Advice for Aspiring Cybersecurity Leaders
00:21:49
Speaker
keep at it. That is the the smallest way I can put this. I could talk for hours on this topic, but keep at it. This field um will be at once exhilarating and exhausting for you.
00:22:04
Speaker
You will have days that you are giddy to get up and go to work. You cannot wait. And there will be days that you don't want to get out of bed. You don't want to deal with whatever meeting is on your your calendar.
00:22:16
Speaker
um You know that there's an incident that's happened that you need to tackle. Right now, my team is tackling one as i as we speak. It happens. It's part of the game. You need to look at it not even as a marathon. You need to look at it as almost an endless marathon. You need to keep at it.
00:22:34
Speaker
Never stop learning.
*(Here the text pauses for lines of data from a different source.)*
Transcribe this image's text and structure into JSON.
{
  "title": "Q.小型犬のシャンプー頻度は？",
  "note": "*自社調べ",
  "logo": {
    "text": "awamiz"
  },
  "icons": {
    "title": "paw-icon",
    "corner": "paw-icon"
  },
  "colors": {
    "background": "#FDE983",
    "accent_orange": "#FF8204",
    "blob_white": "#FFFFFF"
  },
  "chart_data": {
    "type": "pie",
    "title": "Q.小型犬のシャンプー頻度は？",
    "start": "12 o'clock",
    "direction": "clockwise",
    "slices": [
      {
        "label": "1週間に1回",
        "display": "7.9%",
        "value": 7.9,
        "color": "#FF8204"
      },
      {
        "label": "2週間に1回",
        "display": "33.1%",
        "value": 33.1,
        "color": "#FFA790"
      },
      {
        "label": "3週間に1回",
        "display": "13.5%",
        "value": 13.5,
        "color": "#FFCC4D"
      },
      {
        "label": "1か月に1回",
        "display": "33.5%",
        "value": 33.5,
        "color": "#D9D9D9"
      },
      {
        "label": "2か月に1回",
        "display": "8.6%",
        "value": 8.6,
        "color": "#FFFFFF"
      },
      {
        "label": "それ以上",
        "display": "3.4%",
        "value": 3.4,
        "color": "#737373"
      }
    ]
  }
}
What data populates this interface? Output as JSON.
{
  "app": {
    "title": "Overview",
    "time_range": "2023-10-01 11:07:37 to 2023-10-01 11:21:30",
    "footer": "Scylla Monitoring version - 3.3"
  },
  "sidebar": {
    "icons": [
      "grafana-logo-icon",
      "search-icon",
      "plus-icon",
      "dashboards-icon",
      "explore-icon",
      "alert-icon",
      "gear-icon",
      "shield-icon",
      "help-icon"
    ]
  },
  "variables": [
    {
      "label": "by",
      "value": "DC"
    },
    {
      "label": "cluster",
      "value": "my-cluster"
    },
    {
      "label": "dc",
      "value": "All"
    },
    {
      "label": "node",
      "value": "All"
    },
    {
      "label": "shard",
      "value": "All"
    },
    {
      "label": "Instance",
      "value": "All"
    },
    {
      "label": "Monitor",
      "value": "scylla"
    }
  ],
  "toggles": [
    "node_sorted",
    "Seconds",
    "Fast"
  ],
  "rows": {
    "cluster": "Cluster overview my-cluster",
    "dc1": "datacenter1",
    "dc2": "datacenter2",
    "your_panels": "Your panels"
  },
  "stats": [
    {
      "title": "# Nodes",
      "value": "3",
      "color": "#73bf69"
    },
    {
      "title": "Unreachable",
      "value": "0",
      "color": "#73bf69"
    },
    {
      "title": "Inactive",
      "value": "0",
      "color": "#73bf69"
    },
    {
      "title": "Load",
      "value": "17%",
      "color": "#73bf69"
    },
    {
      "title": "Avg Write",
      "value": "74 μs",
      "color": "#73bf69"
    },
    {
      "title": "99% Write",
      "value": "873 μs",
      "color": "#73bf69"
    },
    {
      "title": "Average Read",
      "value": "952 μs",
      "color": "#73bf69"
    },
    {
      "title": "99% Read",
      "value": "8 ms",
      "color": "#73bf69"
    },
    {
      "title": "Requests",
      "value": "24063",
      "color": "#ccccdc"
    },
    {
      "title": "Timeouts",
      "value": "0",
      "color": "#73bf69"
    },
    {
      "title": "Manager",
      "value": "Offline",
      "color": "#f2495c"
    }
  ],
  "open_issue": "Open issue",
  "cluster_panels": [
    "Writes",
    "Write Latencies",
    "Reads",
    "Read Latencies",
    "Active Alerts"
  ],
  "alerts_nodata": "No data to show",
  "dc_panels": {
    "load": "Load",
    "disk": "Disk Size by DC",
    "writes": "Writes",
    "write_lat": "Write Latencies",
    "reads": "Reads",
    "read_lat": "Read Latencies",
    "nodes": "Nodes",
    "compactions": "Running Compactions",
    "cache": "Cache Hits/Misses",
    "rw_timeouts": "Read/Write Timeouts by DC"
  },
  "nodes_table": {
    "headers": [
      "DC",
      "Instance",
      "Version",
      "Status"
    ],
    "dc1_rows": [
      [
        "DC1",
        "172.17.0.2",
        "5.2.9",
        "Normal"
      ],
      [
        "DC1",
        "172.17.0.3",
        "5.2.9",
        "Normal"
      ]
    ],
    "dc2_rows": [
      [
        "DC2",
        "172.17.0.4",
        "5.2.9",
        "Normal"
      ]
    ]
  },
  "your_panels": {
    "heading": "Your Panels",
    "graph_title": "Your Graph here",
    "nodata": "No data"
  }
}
IT needs to be a couple steps ahead of the business in order to better enable them. Security needs to be a couple steps ahead of IT t in order to make sure that the guardrails are there before the road's built.
00:22:47
Speaker
and And the leaders need to be ahead of all of that and keep on top of it. And it it will it will get tiring, but it is so rewarding. I very much appreciate you coming and talking to us. It was great.